EdB’s facebook Post in the League of Deplorable Gentlemen led me to comment on Vienna, 9/11/1683, when the barbarians were at the gates.
SEPTEMBER 11, 1683
At the Battle of Vienna, the Poles were divided into three corps: King Jan Sobieski (with his 16-year old son Jakub Ludwik) in the center, Sieniawski on his left flank, and Jablonowski on the right flank. The Polish forces were mostly cavalry: 15,000 horsemen divided in pancerny, light cavalry, and the famed 2,670 winged hussars.
“The Hussars are the first Gens d’Arms of the Kingdom and without contradiction the finest Cavalry in Europe, in respect of the Mien of the Men, the goodness of the Horses, and their Magnificent and Noble Apparel. They are reserved only for Battles and other Distinguished actions. They are composed of handsome Men, mounted on the finest Horses of the Kingdom, with divers other led-horses, richly caparisoned.”–Dalerac, The Secret History of the Reign of John Sobieski the Third, 1699.
The elite heavy cavalry winged hussars squadrons were part of the nobility. Each nobleman (towarzysz) took with him a group of horsemen who were under his direct command and fought close to him in battle.
The armor in its entirety was very effective and functional. Its weight rarely exceeded 15 kg.
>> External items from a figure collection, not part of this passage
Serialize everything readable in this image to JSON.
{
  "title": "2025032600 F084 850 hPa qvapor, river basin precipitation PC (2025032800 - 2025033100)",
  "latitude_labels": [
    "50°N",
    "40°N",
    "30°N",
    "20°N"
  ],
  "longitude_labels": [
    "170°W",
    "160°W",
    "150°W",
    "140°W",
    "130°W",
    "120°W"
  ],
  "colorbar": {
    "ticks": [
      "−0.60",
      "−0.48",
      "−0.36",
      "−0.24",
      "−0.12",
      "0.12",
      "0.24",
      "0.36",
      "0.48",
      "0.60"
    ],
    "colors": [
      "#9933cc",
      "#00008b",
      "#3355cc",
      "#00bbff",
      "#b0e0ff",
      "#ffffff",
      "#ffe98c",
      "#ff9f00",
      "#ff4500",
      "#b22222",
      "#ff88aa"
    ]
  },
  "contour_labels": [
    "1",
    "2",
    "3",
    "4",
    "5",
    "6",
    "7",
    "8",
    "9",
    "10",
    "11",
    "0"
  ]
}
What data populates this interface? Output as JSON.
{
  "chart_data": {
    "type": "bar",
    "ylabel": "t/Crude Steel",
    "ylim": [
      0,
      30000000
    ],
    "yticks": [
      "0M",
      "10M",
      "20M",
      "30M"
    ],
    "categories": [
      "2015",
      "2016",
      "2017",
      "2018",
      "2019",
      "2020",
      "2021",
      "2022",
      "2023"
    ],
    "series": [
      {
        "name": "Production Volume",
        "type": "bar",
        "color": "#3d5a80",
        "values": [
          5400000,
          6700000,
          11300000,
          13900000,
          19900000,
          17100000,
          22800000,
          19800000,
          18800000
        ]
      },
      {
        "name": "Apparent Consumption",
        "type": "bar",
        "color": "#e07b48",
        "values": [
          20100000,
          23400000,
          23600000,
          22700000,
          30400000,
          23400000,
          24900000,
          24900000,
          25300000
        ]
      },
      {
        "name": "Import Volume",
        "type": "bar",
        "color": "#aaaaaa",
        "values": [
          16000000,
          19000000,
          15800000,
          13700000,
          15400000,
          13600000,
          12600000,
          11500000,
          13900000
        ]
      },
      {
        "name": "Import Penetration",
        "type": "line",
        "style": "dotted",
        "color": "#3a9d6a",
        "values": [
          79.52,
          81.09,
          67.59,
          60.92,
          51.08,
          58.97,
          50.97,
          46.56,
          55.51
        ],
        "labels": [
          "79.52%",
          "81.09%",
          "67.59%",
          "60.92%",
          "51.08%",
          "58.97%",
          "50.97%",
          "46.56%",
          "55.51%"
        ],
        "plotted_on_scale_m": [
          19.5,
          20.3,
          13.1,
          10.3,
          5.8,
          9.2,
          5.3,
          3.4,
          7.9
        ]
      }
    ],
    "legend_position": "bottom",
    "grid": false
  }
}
The breastplates were made of bright steel, on average 3-5mm thick, and were bulletproof, all the portions were articulated and well adapted to the body (made to measure). In fighting, nothing hampered the wearer’s movement. Brass was the principal ornamental material, combined with brightly polished steel. The wings, made up of eagle, crane, or ostrich feathers, and even used in the campaign, were fixed to the backplate of the man’s armor, which was furnished with holders. Should a hussar be without armor or without a backplate, he could fix the wing, or a pair of wings, in the holders of the cantle of his saddle.
The hussar’s lance, the kopia, was single-use. Those were ultra-light, 2–3 kg with length up to 6.2m, longer than anything their opponents had. They were mass manufactured in Commonwealth royal armories. It was common in battles for the lance to go through three and more opponents.
The hussar saber was versatile, designed for direct, swinging, and arc-like cuts, executed from the shoulder and elbow. The blade, between 82 and 87cm long and of the same width almost for its whole length, was double-edged towards the point. Most blades were of Polish manufacture. But the true merit of the hussar saber lay in the hilt, which had the quillons prolonged in a knuckle-guard and a thumb ring riveted to the inner languet, while the grip of wood was covered with sharkskin or leather and bound with iron or silver wire; the pommel was almond-shaped. The most important feature of this hilt was the thumb-ring: the pressure exerted by the thumb ensured a quick and efficacious cut! Hussars also sported a pair of flintlock pistols.
The horses were bred to run very fast with a heavy load and to recover quickly. These were hybrids of old, Polish equine lineage and eastern horses, usually from Tatar tribes. As a result, a horse could walk hundreds of kilometers loaded with over 100 kg (warrior plus armor and weaponry) and instantly charge.
The opposing military forces were those of the Ottoman Empire and Ottoman fiefdoms, commanded by Grand Vizier Merzifonlu Kara Mustafa Pasha. The Ottoman army numbered approximately 170,000 according to documents on the order of battle found in Kara Mustafa’s tent. They invested Vienna on 14 July 1683.
Historians have speculated that Kara Mustafa wanted to take the city intact with its riches and declined an all-out attack, not wishing to initiate the plundering that would accompany an assault and was viewed as the right of conquering soldiers.
The hussars entered the battle late in the day. Fierce fighting had gone on for 12 hours. The Poles felt the Ottomans ready to break and sent in the winged Hussars, who routed the Muslim hoard.
It was a classic example of cavalry correctly used at the correct time.